Mechanical properties and multi-objective optimization of reinforced re-entrant honeycomb sandwich structures under bending load

Overview

This study introduces a catenary-reinforced re-entrant honeycomb (RRH) sandwich beam designed to enhance crashworthiness and energy absorption under bending loads. Re-entrant honeycomb structures exhibit negative Poisson's ratio effects and hollow structural characteristics that limit their load-bearing capacity. The catenary reinforcement method addresses these limitations by constraining rotational deformation of inclined cell walls around vertices and exploiting the load-bearing efficiency inherent to catenary geometries. The research investigates mechanical properties through experimental testing and parametric analysis, followed by multi-objective optimization to improve structural performance metrics including maximum load-bearing force, energy absorption, and mass efficiency.

Methods and approach

Metallic specimens of the proposed RRH sandwich beam structure were fabricated and subjected to three-point bending tests to evaluate mechanical performance. A parametric analysis examined the influence of facesheet and core thickness parameters on deformation behavior and energy absorption characteristics. Multi-objective optimization was performed using the thicknesses of front facesheet, back facesheet, and core as optimization variables. The optimization targeted three objectives: mass, maximum load-bearing force, and energy absorption. Comparative analysis was conducted between the proposed RRH sandwich beams and conventional honeycomb sandwich beams under both in-plane and out-of-plane loading conditions, with comparisons made at identical wall thickness and mass to ensure valid performance benchmarking.

Results

Experimental results demonstrated that the catenary reinforcement structure effectively limits rotational deformation of inclined cell walls around vertices. The load-bearing force drop following initial plastic deformation was reduced from 29.3% to 6.6% compared to unreinforced configurations. Relative to classical re-entrant honeycomb cored beams, the RRH sandwich beams exhibited improvements of 26.7% in maximum load-bearing force and 8.9% in energy absorption. Parametric analysis confirmed that front facesheet, back facesheet, and core thickness significantly affect deformation behavior and energy absorption. The optimized sandwich beam configuration achieved performance increases of 64.9% in maximum load-bearing capacity and 46.9% in energy absorption. Comparative analysis demonstrated superior energy-absorbing protective performance of the RRH sandwich beams relative to conventional honeycomb sandwich structures.

Implications

The catenary reinforcement method represents a viable approach for enhancing the structural performance of re-entrant honeycomb sandwich beams, particularly in applications requiring improved crashworthiness and energy absorption. The demonstrated reductions in post-yield load drop and substantial improvements in load-bearing capacity suggest potential applications in protective structural systems and impact-resistant components.

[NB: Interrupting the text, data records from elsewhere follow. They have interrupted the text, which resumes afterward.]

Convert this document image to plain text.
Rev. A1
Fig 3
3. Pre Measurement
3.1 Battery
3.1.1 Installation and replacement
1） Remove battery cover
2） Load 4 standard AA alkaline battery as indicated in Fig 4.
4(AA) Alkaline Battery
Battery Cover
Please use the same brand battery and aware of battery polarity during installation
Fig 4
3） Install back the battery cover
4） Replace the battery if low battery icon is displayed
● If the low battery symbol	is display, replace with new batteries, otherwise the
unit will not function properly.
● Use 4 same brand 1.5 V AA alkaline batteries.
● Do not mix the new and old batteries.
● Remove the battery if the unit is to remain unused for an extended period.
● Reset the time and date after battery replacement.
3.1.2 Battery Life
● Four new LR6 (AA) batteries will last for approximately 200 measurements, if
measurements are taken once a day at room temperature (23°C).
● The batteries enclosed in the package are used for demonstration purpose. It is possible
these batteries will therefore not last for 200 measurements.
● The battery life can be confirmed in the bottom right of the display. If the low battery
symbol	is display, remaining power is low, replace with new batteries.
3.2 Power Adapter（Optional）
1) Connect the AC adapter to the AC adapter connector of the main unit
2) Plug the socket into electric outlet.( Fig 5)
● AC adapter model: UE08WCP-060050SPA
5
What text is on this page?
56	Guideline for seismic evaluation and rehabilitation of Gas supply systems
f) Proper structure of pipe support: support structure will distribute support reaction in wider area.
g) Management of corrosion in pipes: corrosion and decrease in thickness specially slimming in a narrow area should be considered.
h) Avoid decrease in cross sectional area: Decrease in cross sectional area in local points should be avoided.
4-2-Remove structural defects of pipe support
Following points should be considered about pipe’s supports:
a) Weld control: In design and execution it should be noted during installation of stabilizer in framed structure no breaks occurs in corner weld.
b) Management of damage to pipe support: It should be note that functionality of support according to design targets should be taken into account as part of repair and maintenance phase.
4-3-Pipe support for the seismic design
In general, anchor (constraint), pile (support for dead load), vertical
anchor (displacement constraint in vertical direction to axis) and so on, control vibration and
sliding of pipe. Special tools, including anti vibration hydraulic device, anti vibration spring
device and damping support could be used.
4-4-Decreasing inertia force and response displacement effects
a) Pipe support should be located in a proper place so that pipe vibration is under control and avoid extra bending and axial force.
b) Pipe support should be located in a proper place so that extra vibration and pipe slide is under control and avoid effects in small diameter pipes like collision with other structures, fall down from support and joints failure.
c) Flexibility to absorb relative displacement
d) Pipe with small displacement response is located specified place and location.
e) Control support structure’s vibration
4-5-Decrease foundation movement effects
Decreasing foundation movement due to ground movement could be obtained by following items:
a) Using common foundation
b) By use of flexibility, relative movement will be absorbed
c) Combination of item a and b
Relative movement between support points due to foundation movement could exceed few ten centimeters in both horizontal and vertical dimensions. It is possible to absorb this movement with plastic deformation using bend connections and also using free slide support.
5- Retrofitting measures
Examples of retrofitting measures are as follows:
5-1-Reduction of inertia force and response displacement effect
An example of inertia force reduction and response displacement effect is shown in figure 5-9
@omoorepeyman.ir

The parametric and optimization frameworks established in this research provide systematic design guidance for honeycomb core sandwich beam reinforcement, enabling tailored configurations based on specific performance requirements. The superior performance of RRH sandwich beams under both in-plane and out-of-plane loading conditions indicates broader applicability across diverse loading scenarios in structural engineering applications.